La société Groupe Partouche International est prévenue :

D’avoir dans les Hauts de Seine, en 2005 et 2006, en tout cas sur le territoire national et depuis temps non prescrit, rendu complice du délit de participation à la tenue d’une maison de jeux de hasard où le public est librement admis, s’agissant de la mise en place et l’exploitation du site « www.poker770.com », commis par Raymond P. et Pascal P., en les aidant ou les assistant sciemment à la préparation et la consommation du délit, par le biais d’un contrat de licence de marque daté du 28 août 2001 qui se poursuit par tacite reconduction, autorisant délibérément l’utilisation du nom P., prévoyant une communication mensuelle à la société Groupe Partouche International du chiffre d’affaires réalisé et le versement d’une redevance égale à 20% du produit brut des jeux réalisés, favorisant ainsi la mise en place, l’exploitation et le succès du site « www.poker770.com », faits prévus par les articles 1 al. 1 de la loi 83-628 du 12/07/1983 et réprimés par les articles 1, 3 de la loi 83-628 du 12/07/1983, et prévue par les articles 121-6 et 121-7 du code pénal en ce qui concerne la complicité,

[…]

DISCUSSION

Il est reproché à Raymond P. et Pascal P. d’avoir dans les Hauts de Seine et sur le territoire national en 2005 et 2006, participé à la tenue d’une maison de jeux de hasard où le public est librement admis, dans la mise en place et l’exploitation du site « www.poker770.com ».

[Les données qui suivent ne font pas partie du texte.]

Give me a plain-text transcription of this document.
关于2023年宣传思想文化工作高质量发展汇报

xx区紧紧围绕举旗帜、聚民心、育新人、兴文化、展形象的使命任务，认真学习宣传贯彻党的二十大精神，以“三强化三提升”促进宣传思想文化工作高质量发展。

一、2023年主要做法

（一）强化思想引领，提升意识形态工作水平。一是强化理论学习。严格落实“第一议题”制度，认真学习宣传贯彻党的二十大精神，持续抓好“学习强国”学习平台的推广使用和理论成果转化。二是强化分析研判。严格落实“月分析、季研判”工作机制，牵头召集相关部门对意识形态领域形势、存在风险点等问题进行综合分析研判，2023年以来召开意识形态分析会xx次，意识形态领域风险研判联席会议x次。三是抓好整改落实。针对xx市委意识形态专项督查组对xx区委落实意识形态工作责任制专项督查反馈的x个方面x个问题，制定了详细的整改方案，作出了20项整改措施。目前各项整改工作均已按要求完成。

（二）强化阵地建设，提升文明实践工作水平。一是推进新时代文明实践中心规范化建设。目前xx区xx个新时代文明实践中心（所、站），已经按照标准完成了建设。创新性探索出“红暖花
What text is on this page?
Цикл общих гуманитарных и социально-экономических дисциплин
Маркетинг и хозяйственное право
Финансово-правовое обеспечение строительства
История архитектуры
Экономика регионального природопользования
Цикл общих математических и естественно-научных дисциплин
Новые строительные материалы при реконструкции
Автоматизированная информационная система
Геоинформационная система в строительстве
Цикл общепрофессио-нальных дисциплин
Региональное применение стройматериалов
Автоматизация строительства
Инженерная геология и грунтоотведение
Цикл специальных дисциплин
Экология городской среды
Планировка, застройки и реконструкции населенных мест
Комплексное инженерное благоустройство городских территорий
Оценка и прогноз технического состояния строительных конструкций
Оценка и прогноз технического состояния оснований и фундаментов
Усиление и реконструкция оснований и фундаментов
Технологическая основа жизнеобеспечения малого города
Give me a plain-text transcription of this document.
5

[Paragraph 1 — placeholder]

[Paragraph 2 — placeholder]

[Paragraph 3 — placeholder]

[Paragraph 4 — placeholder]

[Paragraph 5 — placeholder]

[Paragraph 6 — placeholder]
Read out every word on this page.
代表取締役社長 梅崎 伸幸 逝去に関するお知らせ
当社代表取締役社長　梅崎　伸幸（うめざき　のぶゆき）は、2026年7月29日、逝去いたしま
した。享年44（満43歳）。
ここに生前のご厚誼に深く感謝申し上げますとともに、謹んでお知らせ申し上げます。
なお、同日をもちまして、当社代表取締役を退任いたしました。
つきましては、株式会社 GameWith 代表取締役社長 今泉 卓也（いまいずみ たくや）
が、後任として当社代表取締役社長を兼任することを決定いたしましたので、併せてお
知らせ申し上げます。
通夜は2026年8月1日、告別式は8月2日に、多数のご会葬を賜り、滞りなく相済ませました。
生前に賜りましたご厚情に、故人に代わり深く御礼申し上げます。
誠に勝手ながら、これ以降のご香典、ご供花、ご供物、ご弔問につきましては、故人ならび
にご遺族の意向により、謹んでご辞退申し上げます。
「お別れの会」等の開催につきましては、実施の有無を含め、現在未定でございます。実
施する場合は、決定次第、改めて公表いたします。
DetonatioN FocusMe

Il est reproché à Patrick P. et à la société Groupe Partouche International – représentée par Isaac P., demeurant à Paris – la complicité par aide et assistance de Raymond P. et Pascal P. en les aidant sciemment, soit par la signature du contrat de licence de marque daté du 28 août 2001, qui se poursuit par tacite reconduction, autorisant délibérément l’utilisation du nom P., prévoyant une communication mensuelle à la société Groupe Partouche International du chiffre d’affaires réalisé et le versement d’une redevance égale à 20% du produit brut des jeux réalisés, favorisant ainsi la mise en place, l’exploitation et le succès du site.

Sur les exceptions de nullité

Le conseil de Raymond P. excipe de la nullité de la procédure en ce que son client, convoqué par les services de police, n’a pas été placé en garde à vue et ce d’autant que les policiers connaissaient l’état de santé du prévenu, sous le coup d’un mandat d’arrêt international.

Il est constant que la décision de placement en garde à vue ressort de la compétence de l’officier de police judiciaire, que l’audition de Raymond P. a duré moins de quatre heures, entre onze heures vingt et quinze heures quarante, le 4 mai, soit 3h20 au total ; que Raymond P. était parfaitement dans la capacité de demander à ce que l’audition en qualité de témoin soit reportée, que bien évidemment l’audition du témoin, assisté d’un médecin dans le temps de l’audition ne pouvait et ne devait pas être mise en œuvre, que le prévenu ne s’est pas présenté à l’audience en se faisant représenter par son conseil, qu’il a donc parfaitement connaissance des règles de procédure pénale française.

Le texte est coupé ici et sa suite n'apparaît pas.